Breakfast Forum – June 6

Doreen Dodson listens to James Harris, right, as he talks about the Missouri Nonpartisan Court Plan. Seated to the left is Randy Scherr. Photo by KAREN ELSHOUT
Two opponents and a supporter of proposed changes to Missouri’s Nonpartisan Court Plan drew their election-year battle lines Wednesday morning.
At a breakfast discussion sponsored by Missouri Lawyers Weekly, panelist Doreen Dodson, a partner at The Stolar Partnership, predicted a tough campaign over a proposed change to the state constitution that would affect how appellate judges are selected.
The measure, on the ballot later this year, would give sitting governors control over more appointees to the commission that nominates judges to the appellate courts.
“I think proponents of the measure… are prepared to put millions of dollars in the campaign,” said Dodson, a longtime plan defender and former president of The Missouri Bar.

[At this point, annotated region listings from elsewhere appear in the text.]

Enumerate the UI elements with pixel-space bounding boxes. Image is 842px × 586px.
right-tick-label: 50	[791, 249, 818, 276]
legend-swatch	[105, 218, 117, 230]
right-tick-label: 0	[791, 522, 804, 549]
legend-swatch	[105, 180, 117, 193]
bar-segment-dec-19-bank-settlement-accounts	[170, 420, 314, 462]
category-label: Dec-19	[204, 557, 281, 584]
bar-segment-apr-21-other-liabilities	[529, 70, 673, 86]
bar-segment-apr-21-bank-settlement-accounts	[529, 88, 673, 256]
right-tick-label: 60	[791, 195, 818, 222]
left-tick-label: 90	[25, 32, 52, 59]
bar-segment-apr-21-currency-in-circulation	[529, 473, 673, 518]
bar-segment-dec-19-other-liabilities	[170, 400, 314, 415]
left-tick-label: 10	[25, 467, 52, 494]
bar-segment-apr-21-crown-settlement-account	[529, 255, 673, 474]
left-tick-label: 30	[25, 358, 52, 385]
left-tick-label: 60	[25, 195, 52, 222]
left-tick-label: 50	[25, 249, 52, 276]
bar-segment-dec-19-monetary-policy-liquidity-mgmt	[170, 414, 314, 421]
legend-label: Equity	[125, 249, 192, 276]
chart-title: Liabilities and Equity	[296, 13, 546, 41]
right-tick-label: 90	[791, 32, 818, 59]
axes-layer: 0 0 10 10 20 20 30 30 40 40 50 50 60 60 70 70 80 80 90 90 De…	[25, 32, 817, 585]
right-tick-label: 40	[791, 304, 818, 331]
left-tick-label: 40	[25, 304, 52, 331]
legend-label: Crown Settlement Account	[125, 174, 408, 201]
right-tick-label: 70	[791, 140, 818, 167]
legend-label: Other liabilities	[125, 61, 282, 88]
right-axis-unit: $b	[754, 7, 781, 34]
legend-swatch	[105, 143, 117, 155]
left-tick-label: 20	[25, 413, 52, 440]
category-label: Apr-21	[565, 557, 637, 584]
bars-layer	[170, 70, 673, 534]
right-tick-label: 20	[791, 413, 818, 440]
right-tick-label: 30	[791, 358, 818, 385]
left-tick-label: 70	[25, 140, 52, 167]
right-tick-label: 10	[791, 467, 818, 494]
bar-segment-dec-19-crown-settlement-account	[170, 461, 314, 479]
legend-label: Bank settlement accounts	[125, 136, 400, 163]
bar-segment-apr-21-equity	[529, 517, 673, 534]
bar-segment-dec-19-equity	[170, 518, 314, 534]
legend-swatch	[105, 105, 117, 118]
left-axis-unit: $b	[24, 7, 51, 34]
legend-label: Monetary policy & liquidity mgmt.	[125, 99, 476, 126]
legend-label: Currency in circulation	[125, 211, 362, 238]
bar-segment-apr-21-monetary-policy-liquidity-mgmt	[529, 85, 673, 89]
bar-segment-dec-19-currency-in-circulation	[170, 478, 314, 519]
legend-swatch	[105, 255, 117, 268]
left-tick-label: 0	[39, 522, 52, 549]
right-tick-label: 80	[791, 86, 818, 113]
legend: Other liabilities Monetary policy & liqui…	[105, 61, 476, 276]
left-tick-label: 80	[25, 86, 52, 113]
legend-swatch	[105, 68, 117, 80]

Panelists’ views of the proposed changes stood at opposite ends, from a major overhaul that thrusts too much power into the governor’s hands, to not “much of a shakeup,” in the words of panelist James Harris, a court plan critic and activist. Judges typically serve at least 12 years, and appeals court openings aren’t that frequent, he said.
“All we’re talking about today is bringing the Missouri Plan in line with other states,” Harris said.
Joining Dodson and Harris on the panel were Randy Scherr, a lobbyist who has worked for a coalition of pro-court plan bar organizations, and Scott Lauck, a Missouri Lawyers Weekly reporter who covers the state capitol. S. Richard Gard Jr., Missouri Lawyers Media’s president and publisher, moderated the discussion at Maggiano’s Little Italy, in St. Louis County’s Richmond Heights. Missouri Lawyers Weekly is a sister newspaper of this publication.
The success or failure of the measure will depend entirely on the campaigns on either side, Lauck said.
Currently, the Appellate Judicial Commission comprises three citizens chosen by the governor, three lawyers elected by members of The Missouri Bar, and the chief justice of the Supreme Court.
The measure the Legislature passed this year would allow the governor to pick four of the seven voting members of the commission. The appointments also would be made in the first two years of a single four-year term instead of on a more staggered basis, as they’re made now.
The bar would continue to elect the remaining three members. The commission also would include a nonvoting former judge chosen by the Supreme Court. In addition, the commission would recommend four nominees, instead of three, to the governor.
The ballot language describes taking “one complex and fairly obscure way of putting judges on the court and replacing it with an equally complex and obscure way of putting judges on the court,” Lauck said.
“I don’t think it’s self-explanatory,” Lauck said. “It will really hinge on who makes the better argument.”
Dodson’s argument, she said, would be: “Keep big money and politics out of our judiciary.”
Scherr said giving a governor four seats out of the seven on the commission would give the governor too much influence.
Scherr described an incident in the late 1980s when, he said, a representative of the governor met a commission member on his way into a meeting and handed the commission member a slip of paper with three names on it. When he asked what it was, the governor’s representative said that those were the people the commission member would vote for.
“He wadded it up and threw it down and said, ‘I don’t think so, and the next time this happens I’m going to call a press conference.’ Now the governor is going to have four committed people to which he can hand slips of paper?” Scherr said. “I’m not saying it would happen, but it could happen.”
Under the current system, trial lawyers exert too much influence, Harris said. And Missouri bar members who vote for three commissioners are not accountable to the public, as the governor is, he said.
“The big question is where you think the authority should rest,” Harris said.